En contrepartie des cadeaux précédents, certaines déductions fiscales spécifiques (“Itemized deductions”), très populaires auprès des contribuables américains, sont drastiquement réduites. Les intérêts des emprunts hypothécaires contractés à partir de 2018 restent déductibles, mais seulement dans la limite d’une dette d’un montant maximum de 750 000 dollars (contre 1 million auparavant). Surtout, la déduction des taxes locales (impôt sur le Revenu de l’Etat et taxes foncières des municipalités, qui correspondent parfois à 2 % par an de la valeur de marché des résidences) est désormais plafonnée à 10 000 dollars par foyer, comparée à une déduction sans limitation applicable jusqu’alors. Les habitants des villes et des Etats où les taxes locales sont les plus élevées perdent un avantage fiscal conséquent. Pour illustrer le propos, il faut savoir que la tranche marginale de l’impôt sur les Revenus de la Californie est de 13,3 % ou de 8,82 % à New-York, à laquelle s’ajoute 3,876 % au titre de l’impôt sur le Revenu de la ville de New-York, soit un total de 12,696 % (à comparer avec… 0 % dans les Etats qui ne prélèvent pas d’impôt sur le Revenu comme la Floride ou le Texas). Il est estimé que les résidents de l’Etat de New-York vont voir augmenter leur charge fiscale fédérale de 14 milliards de dollars en 2018.

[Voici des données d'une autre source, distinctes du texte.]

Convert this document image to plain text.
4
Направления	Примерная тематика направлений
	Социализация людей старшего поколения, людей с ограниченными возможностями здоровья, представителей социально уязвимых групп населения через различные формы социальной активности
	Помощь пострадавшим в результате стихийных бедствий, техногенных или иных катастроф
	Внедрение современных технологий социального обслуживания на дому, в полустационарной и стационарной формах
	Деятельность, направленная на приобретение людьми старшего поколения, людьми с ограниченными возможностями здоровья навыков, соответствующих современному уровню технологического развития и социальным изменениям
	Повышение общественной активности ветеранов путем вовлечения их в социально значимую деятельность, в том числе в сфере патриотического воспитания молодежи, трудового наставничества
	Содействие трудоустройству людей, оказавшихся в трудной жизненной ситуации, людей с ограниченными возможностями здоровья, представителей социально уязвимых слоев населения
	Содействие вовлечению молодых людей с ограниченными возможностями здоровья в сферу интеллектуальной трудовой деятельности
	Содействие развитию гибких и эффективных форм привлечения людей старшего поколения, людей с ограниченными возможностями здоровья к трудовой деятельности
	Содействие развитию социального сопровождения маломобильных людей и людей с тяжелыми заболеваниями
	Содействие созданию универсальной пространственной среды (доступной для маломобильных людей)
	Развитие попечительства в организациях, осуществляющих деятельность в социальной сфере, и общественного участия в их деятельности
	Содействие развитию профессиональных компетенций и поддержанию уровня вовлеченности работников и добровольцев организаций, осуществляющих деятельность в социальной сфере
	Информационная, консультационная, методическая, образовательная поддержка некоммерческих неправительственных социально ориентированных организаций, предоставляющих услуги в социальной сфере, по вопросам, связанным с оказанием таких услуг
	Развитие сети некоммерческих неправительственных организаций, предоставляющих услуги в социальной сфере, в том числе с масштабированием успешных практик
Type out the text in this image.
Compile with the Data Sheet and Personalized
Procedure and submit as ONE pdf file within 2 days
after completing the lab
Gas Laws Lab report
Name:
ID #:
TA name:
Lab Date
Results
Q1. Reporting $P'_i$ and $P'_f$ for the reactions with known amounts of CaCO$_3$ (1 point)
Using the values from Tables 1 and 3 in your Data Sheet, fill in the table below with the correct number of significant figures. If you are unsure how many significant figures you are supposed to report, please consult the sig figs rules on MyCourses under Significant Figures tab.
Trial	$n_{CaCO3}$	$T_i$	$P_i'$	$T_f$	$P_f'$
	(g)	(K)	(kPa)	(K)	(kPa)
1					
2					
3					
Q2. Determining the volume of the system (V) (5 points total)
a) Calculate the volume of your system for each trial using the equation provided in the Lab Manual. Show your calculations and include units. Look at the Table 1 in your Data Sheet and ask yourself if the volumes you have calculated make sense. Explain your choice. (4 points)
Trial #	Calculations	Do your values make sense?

Le Tax Policy Center a prévu que toutes les catégories sociales seraient bénéficiaires de la réforme de l’impôt sur le Revenu, à l’exception de 5 % des contribuables qui verront leur note fiscale augmenter. Ces 5 % sont typiquement des habitants de grandes villes en Californie ou de la côte Est des Etats-Unis, c’est-à-dire des Etats qui ont massivement voté en faveur d’Hillary Clinton (on rappellera que Manhattan a voté à 86,36 % pour Hillary Clinton – contre seulement 9,87 % pour Donald Trump, et que la Californie a donné 8,7 millions de voix à la candidate démocrate contre 4,4 millions au candidat républicain). Ce n’est donc pas un hasard si Jerry Brown, le gouverneur de la Californie qualifie cette réforme de “monstruosité dont le but est de punir la Californie qui a voté pour Hillary Clinton” et si Andrew Cuomo, le gouverneur de l’Etat de New-York, y a vu “une guerre civile économique contre les Etats démocrates”.